Tozer in the Morning – Everything in Jesus
God’s gifts are many; His best gift is one. It is the gift of Himself. Above all gifts, God desires most to give Himself to His people. Our nature being what it is, we are the best fitted of all creatures to know and enjoy God. “For Thou madest us for Thyself, and our heart is restless, until it repose in Thee” (from The Confessions of St. Augustine).
When God told Aaron, “You will have no inheritance in their land, nor will you have any share among them; I am your share and your inheritance among the Israelites,” He in fact promised a portion infinitely above all the real estate in Palestine and all the earth thrown in (Numbers 18:20). To possess God–this is the inheritance ultimate and supreme.
There is a sense in which God never gives any gift except he gives Himself with it. The love of God, what is it but God giving Himself in love? The mercy of God is but God giving Himself in mercy, and so with all other blessings and benefits so freely showered upon the children of atonement. Deep within all divine blessing is the Divine One Himself dwelling as in a sanctuary.

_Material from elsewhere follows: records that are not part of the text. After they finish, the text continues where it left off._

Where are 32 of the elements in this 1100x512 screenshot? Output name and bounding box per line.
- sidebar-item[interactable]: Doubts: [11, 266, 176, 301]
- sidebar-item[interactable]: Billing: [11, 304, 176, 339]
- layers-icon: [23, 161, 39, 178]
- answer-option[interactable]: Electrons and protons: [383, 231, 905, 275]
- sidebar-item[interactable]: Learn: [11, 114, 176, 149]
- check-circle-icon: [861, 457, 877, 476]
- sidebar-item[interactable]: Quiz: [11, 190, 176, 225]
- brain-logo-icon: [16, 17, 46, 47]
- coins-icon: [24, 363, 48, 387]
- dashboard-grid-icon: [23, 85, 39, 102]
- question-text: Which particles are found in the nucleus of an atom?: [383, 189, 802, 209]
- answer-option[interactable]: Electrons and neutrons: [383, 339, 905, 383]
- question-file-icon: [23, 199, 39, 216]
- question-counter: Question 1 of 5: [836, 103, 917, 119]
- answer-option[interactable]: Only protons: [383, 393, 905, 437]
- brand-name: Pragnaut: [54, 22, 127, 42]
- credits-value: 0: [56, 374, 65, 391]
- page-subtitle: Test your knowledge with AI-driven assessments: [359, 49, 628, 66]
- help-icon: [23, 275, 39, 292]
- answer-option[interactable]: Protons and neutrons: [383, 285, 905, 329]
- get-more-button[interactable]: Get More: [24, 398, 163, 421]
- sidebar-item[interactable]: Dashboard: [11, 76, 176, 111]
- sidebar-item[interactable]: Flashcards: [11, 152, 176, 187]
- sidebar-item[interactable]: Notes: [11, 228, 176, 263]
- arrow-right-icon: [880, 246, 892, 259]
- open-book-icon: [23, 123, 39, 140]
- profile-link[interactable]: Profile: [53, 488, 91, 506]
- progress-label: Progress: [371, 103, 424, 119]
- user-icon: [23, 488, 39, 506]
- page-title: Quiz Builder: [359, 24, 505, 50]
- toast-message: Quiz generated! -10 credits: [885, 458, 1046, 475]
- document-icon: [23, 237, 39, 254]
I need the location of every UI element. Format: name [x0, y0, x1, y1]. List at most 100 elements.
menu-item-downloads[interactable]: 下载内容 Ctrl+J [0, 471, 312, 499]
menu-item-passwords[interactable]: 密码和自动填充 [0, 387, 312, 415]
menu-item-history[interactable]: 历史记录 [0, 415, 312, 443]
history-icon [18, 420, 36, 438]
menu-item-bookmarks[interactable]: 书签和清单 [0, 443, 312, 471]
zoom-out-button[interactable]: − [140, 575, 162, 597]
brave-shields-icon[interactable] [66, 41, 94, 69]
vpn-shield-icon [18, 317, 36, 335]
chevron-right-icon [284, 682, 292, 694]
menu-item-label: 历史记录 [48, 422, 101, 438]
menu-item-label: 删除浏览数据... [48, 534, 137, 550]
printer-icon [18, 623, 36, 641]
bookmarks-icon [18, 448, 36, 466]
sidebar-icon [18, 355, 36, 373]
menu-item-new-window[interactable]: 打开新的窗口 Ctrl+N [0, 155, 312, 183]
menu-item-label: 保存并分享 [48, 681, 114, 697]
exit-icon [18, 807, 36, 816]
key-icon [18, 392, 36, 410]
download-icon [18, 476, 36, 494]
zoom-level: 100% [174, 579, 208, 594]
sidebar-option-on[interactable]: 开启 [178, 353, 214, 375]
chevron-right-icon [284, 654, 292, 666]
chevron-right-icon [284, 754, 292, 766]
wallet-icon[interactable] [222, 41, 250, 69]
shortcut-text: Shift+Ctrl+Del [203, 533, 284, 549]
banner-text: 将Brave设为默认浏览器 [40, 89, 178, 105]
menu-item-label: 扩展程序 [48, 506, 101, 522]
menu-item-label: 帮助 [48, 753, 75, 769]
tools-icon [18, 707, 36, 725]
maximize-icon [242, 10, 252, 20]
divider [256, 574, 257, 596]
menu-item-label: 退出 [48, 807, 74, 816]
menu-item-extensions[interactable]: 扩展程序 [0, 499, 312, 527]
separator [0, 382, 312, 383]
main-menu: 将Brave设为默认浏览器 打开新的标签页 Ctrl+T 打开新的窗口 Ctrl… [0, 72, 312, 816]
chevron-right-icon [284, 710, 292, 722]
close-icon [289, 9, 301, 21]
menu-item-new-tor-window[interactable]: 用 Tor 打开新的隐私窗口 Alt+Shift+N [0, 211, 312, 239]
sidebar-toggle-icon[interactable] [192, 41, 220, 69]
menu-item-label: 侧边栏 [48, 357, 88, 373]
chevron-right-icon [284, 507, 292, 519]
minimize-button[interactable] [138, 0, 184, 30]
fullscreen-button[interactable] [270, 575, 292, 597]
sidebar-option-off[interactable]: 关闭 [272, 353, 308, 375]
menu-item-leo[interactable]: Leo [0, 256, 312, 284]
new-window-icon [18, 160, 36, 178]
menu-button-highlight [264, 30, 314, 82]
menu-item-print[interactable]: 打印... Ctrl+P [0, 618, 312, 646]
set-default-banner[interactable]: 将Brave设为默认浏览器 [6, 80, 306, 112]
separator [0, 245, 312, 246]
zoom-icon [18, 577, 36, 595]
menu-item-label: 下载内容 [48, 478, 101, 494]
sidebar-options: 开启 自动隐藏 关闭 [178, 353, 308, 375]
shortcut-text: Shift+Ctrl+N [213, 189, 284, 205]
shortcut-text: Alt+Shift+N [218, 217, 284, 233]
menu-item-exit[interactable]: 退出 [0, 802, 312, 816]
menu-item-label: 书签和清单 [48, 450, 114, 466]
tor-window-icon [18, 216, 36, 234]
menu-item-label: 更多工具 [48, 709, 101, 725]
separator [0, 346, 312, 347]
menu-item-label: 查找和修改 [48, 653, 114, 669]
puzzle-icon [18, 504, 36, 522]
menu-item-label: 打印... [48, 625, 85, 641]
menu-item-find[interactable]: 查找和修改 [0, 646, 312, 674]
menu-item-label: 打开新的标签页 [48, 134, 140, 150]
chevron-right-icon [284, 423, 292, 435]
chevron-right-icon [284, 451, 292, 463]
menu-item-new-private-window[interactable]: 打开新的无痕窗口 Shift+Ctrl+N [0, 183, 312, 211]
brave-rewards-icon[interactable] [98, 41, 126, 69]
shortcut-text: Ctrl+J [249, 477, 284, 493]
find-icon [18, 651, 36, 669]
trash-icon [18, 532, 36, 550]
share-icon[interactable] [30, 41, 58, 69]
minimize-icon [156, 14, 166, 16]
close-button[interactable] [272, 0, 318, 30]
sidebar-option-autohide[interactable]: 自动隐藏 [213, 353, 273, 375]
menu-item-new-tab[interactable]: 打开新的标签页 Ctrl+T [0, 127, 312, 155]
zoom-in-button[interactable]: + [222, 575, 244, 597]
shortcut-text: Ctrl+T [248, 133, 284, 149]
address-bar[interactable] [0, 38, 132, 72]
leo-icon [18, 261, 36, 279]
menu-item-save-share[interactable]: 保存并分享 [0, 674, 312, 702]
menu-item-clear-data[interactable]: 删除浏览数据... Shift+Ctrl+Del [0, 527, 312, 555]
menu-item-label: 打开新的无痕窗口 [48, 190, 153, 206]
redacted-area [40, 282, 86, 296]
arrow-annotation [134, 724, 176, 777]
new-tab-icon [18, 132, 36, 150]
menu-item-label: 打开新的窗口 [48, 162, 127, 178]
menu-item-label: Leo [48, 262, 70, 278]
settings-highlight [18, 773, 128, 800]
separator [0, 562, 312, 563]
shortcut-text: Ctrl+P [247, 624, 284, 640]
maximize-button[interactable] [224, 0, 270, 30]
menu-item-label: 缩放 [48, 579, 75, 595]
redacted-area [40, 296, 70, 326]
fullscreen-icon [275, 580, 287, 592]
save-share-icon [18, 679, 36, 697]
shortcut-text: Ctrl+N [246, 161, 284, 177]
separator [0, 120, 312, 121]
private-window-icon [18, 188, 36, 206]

Tozer in the Evening – That Magnificent Gift of Thought
Though human nature as we know it now is fallen and morally degenerate, it yet stands at the top in the order of Gods creation. Of no other being was it said, In the image of God created he him. Mans nature indicates that he was created for three things: To think, to worship and to work. Under think may be included everything that the intellect can do, from the simplest act to the creation of an oratorio or the founding of an empire. In his ability to observe, to inquire, to collect data and to reason from it to causes, laws and principles, man stands easily supreme above all other creatures. The domestication of the wild forces of nature, the conquest of disease, the amelioration of the pains and woes of our physical organism-all has been done by the thinking man riding on the wings of his imagination out into the unknown and daring to entertain notions no one had entertained before. To make out of the raw material that is a man a thinking man, an imaginative, dreaming man, is one of the most urgent tasks of society. This task begins in the nursery and goes on through to the university. Whatever institution, large or small, famous or obscure, dedicates itself to the necessary and heavy job of teaching men to think deserves the gratitude of the whole human race.